Chapter 18

148 26 5
                                    

"Keluarkan benda itu dan buang jauh-jauh dari sini!"

Aku sungguh terkejut dengan perintah Sangmin yang tiba-tiba. Ia datang tanpa kabar, lalu bersikap sesuka hati. Aku tahu, ia adalah putra mahkota, tapi itu bukan alasan untuk semena-mena.

"Seja Joeha, apa yang Anda lakukan," sergahku tak terima. Ia berjanji mengirim bunga setelah memecahkan riddle-ku, tapi mengapa harus mengambilnya sekarang? Apakah ini karena aku sempat menciumnya waktu itu?

Aku benar-benar menyesal. Hari itu rasanya tubuhku tak sepenuhnya dalam kendali. Kebahagiaanku membuncah hingga intuisiku tak terkendali. Sayangnya, ini justru memicu Sangmin menjauhiku dan kini merusak kebahagiaanku tanpa alasan yang jelas.

"Anda boleh marah, tapi jangan merusak kesenangan saya."

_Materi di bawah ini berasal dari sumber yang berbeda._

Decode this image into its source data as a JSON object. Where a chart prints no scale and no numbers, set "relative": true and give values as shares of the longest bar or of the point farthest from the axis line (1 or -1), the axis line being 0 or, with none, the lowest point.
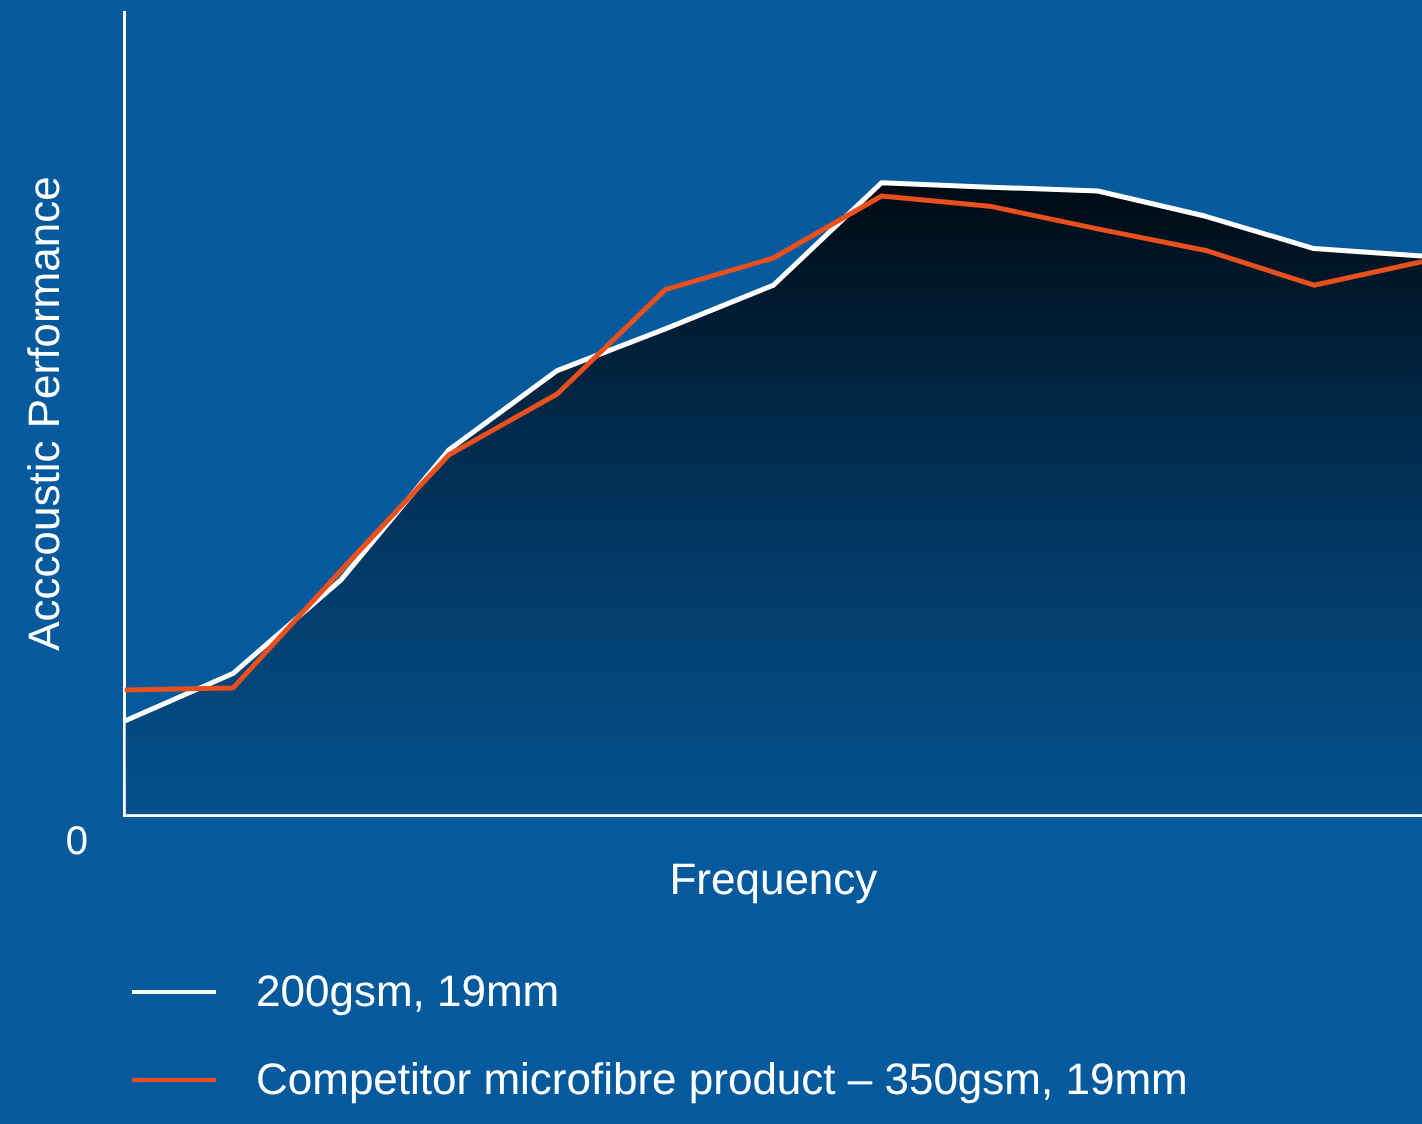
{
  "chart_data": {
    "type": "line",
    "relative": true,
    "xlabel": "Frequency",
    "ylabel": "Acccoustic Performance",
    "annotations": [
      "0"
    ],
    "legend": "bottom",
    "grid": false,
    "marker": "none",
    "categories": [
      null,
      null,
      null,
      null,
      null,
      null,
      null,
      null,
      null,
      null,
      null,
      null,
      null
    ],
    "series": [
      {
        "name": "200gsm, 19mm",
        "type": "area",
        "color": "#ffffff",
        "values": [
          0.149,
          0.224,
          0.372,
          0.578,
          0.703,
          0.769,
          0.838,
          1,
          0.993,
          0.987,
          0.947,
          0.896,
          0.884
        ]
      },
      {
        "name": "Competitor microfibre product – 350gsm, 19mm",
        "type": "line",
        "color": "#e8501e",
        "values": [
          0.198,
          0.201,
          0.387,
          0.57,
          0.666,
          0.831,
          0.881,
          0.979,
          0.963,
          0.927,
          0.893,
          0.838,
          0.875
        ]
      }
    ]
  }
}
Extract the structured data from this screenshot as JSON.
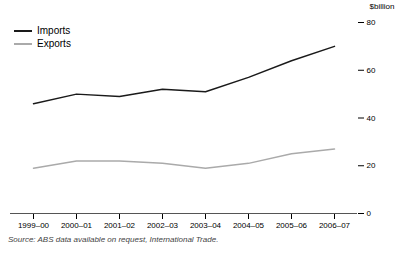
{
  "chart_data": {
    "type": "line",
    "categories": [
      "1999–00",
      "2000–01",
      "2001–02",
      "2002–03",
      "2003–04",
      "2004–05",
      "2005–06",
      "2006–07"
    ],
    "series": [
      {
        "name": "Imports",
        "color": "#1a1a1a",
        "values": [
          46,
          50,
          49,
          52,
          51,
          57,
          64,
          70
        ]
      },
      {
        "name": "Exports",
        "color": "#aaaaaa",
        "values": [
          19,
          22,
          22,
          21,
          19,
          21,
          25,
          27
        ]
      }
    ],
    "ylim": [
      0,
      80
    ],
    "yticks": [
      0,
      20,
      40,
      60,
      80
    ],
    "ylabel": "$billion",
    "legend": "upper left",
    "grid": false,
    "caption": "Source: ABS data available on request, International Trade."
  }
}
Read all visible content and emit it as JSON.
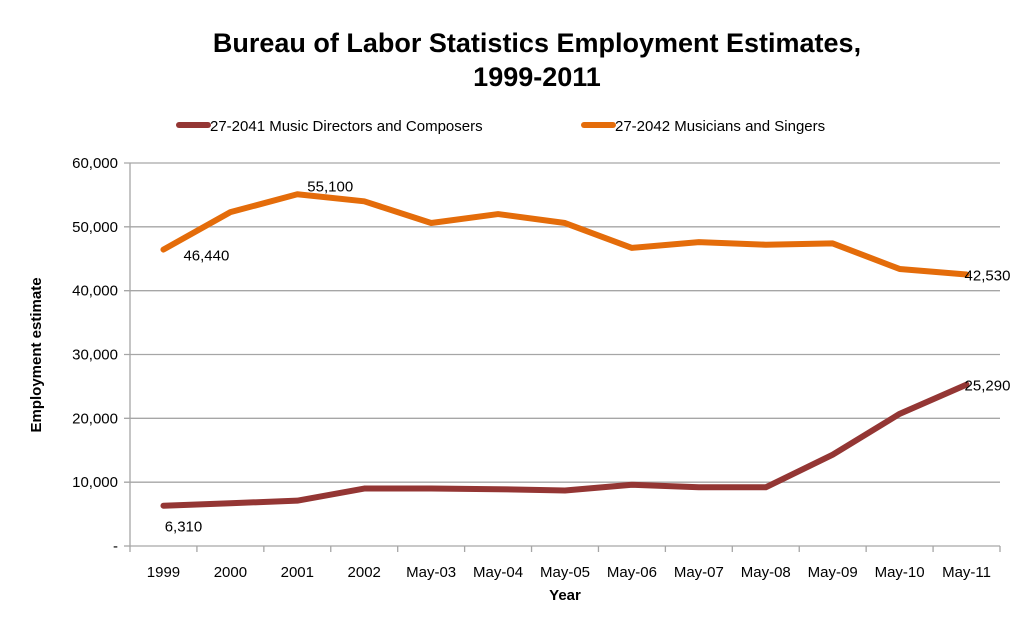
{
  "chart_data": {
    "type": "line",
    "title_lines": [
      "Bureau of Labor Statistics Employment Estimates,",
      "1999-2011"
    ],
    "xlabel": "Year",
    "ylabel": "Employment estimate",
    "categories": [
      "1999",
      "2000",
      "2001",
      "2002",
      "May-03",
      "May-04",
      "May-05",
      "May-06",
      "May-07",
      "May-08",
      "May-09",
      "May-10",
      "May-11"
    ],
    "ylim": [
      0,
      60000
    ],
    "yticks": [
      0,
      10000,
      20000,
      30000,
      40000,
      50000,
      60000
    ],
    "ytick_labels": [
      "-",
      "10,000",
      "20,000",
      "30,000",
      "40,000",
      "50,000",
      "60,000"
    ],
    "grid": true,
    "legend_position": "top",
    "series": [
      {
        "name": "27-2041 Music Directors and Composers",
        "color": "#943634",
        "values": [
          6310,
          6700,
          7100,
          9000,
          9000,
          8900,
          8700,
          9600,
          9200,
          9200,
          14300,
          20700,
          25290
        ],
        "labels": [
          {
            "index": 0,
            "text": "6,310",
            "position": "below"
          },
          {
            "index": 12,
            "text": "25,290",
            "position": "right"
          }
        ]
      },
      {
        "name": "27-2042 Musicians and Singers",
        "color": "#e46c0a",
        "values": [
          46440,
          52300,
          55100,
          54000,
          50600,
          52000,
          50600,
          46700,
          47600,
          47200,
          47400,
          43400,
          42530
        ],
        "labels": [
          {
            "index": 0,
            "text": "46,440",
            "position": "below-right"
          },
          {
            "index": 2,
            "text": "55,100",
            "position": "above-right"
          },
          {
            "index": 12,
            "text": "42,530",
            "position": "right"
          }
        ]
      }
    ]
  }
}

Aku masih bicara formal mengingat banyaknya pengawal yang mengikutinya dan para dayang turut mematuhi perintahnya. Pria itu tak menggubrisku. Fokusnya terarah pada setiap bunga berwarna biru yang mengisi kamar tidur putri mahkota.

"Seja Joeha, katakan apa salah saya! Jangan langsung menghakimi!"

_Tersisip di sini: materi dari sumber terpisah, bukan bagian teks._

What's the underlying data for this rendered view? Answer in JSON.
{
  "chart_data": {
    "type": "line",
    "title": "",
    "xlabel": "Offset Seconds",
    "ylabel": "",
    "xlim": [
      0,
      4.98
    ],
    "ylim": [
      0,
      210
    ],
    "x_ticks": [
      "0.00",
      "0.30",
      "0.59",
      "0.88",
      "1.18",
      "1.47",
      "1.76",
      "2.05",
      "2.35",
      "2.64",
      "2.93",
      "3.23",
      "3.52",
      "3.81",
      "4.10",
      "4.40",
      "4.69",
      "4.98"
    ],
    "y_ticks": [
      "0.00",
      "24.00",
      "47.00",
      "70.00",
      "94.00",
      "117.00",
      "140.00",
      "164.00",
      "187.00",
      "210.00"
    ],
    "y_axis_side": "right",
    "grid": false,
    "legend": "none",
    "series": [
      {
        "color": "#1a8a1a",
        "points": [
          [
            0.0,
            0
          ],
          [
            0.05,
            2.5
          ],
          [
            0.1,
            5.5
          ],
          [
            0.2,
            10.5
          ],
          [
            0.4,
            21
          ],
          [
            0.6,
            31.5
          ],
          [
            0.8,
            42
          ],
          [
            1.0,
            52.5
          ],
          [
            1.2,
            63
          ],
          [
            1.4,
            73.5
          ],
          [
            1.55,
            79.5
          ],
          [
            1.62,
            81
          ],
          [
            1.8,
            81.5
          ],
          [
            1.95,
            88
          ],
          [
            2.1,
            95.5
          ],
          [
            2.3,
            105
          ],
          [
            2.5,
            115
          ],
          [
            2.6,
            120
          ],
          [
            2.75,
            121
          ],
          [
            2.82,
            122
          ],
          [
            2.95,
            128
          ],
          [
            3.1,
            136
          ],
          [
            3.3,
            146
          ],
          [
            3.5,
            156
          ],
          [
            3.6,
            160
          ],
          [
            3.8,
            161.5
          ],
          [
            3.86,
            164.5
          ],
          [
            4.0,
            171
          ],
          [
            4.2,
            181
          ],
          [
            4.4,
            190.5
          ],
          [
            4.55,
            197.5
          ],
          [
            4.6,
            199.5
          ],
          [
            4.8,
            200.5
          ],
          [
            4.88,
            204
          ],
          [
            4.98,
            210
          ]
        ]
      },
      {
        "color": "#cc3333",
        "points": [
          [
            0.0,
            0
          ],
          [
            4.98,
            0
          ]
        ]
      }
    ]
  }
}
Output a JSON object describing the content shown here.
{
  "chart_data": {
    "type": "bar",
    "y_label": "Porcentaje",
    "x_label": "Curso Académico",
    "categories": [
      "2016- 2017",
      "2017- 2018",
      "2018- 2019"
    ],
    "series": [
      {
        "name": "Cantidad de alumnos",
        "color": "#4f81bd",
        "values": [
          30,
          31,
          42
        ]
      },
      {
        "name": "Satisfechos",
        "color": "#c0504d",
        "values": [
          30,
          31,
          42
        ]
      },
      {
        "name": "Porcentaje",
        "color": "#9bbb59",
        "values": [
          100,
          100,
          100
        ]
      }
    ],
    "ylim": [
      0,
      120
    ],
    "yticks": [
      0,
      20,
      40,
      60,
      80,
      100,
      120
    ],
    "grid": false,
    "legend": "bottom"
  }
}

Aku menaikkan nada bicaraku beberapa oktaf karena itu yang dibutuhkan di sini. Persetan dengan tatapan terkejut para abdi istana. Aku hanya butuh penjelasan.

Ia menarik napas panjang dan membuangnya dengan keras. "Maaf."

Wajah murkanya berubah jadi pias. Sepertinya, aku yang menyalahartikan ekspresinya. Ia menatapku dengan raut sedih dan ... khawatir.

"Apa ada yang salah?"

Ia mengangguk dan menarik tanganku menjauh dari ruangan. Entah mengapa, aku patuh mengekorinya ke arah jembatan kecil di taman samping kediamanku.

"Aku sudah ceroboh. Tidak seharusnya bunga-bunga itu ada di istana. Apalagi di kamar putri mahkota."

"Apa maksudmu?"

Pria itu menatapku dengan serius. "Aku rasa sudah saatnya kau tahu."

"Tentang?"

Untuk kesekian kalinya, ia membuang napas kasar. Pandangannya terarah ke sembarang arah dan tampak belum tenang.

"Aku pernah bilang kalau aku sedang memecahkan teka-teki bersama permaisuri, bukan?"

Pertanyaannya mengingatkanku pada kunjungan terakhirku bersama permaisuri ke kediaman ibu suri.

"Sebenarnya aku sedang mengungkap bagaimana putra mahkota terdahulu meregang nyawa."

Kalimat itu tak membuatku terlalu terkejut, tapi ia belum membuatku paham hubungan kematian putra mahkota terdahulu dengan bunga-bunga tadi. Permaisuri bilang kalau besar kemungkinan mendiang putra mahkota dibunuh dengan cara yang sama dengan pendahulunya.

"Kau boleh mencaciku sekarang, tapi aku memang memecahkan riddle-mu tanpa mengingat kalau bunga hortensia adalah salah satu sampel penelitianku. Ya, aku dan tabib istana sedang menguji toksisitas bunga hortensia dan tanaman lain yang diduga sebagai tumbuhan beracun. Lethal dose*-nya memang tinggi, tapi efeknya untuk hewan uji sudah cukup berbahaya."

"Astaga!"

Aku menutup mulutku saking terkejutnya. Mendadak, memoriku kembali pada kejadian beberapa waktu lalu di Jeju. Maksudku adalah perjalananku bersama para wisatawan.

"Aku melihat bunga-bunga ini di arboretum .... Apa mungkin seseorang mencoba meracuniku dengan bunga itu. Tapi, aku hanya sebentar di sana."

Pria itu terdiam dan tampak berpikir. "Arboretum banyak didatangi wisatawan. Kalau tumbuhan itu beracun dan hanya dengan mengendusnya mereka keracunan, sudah sejak dulu ada laporan keracunan masal setiap pengunjung datang."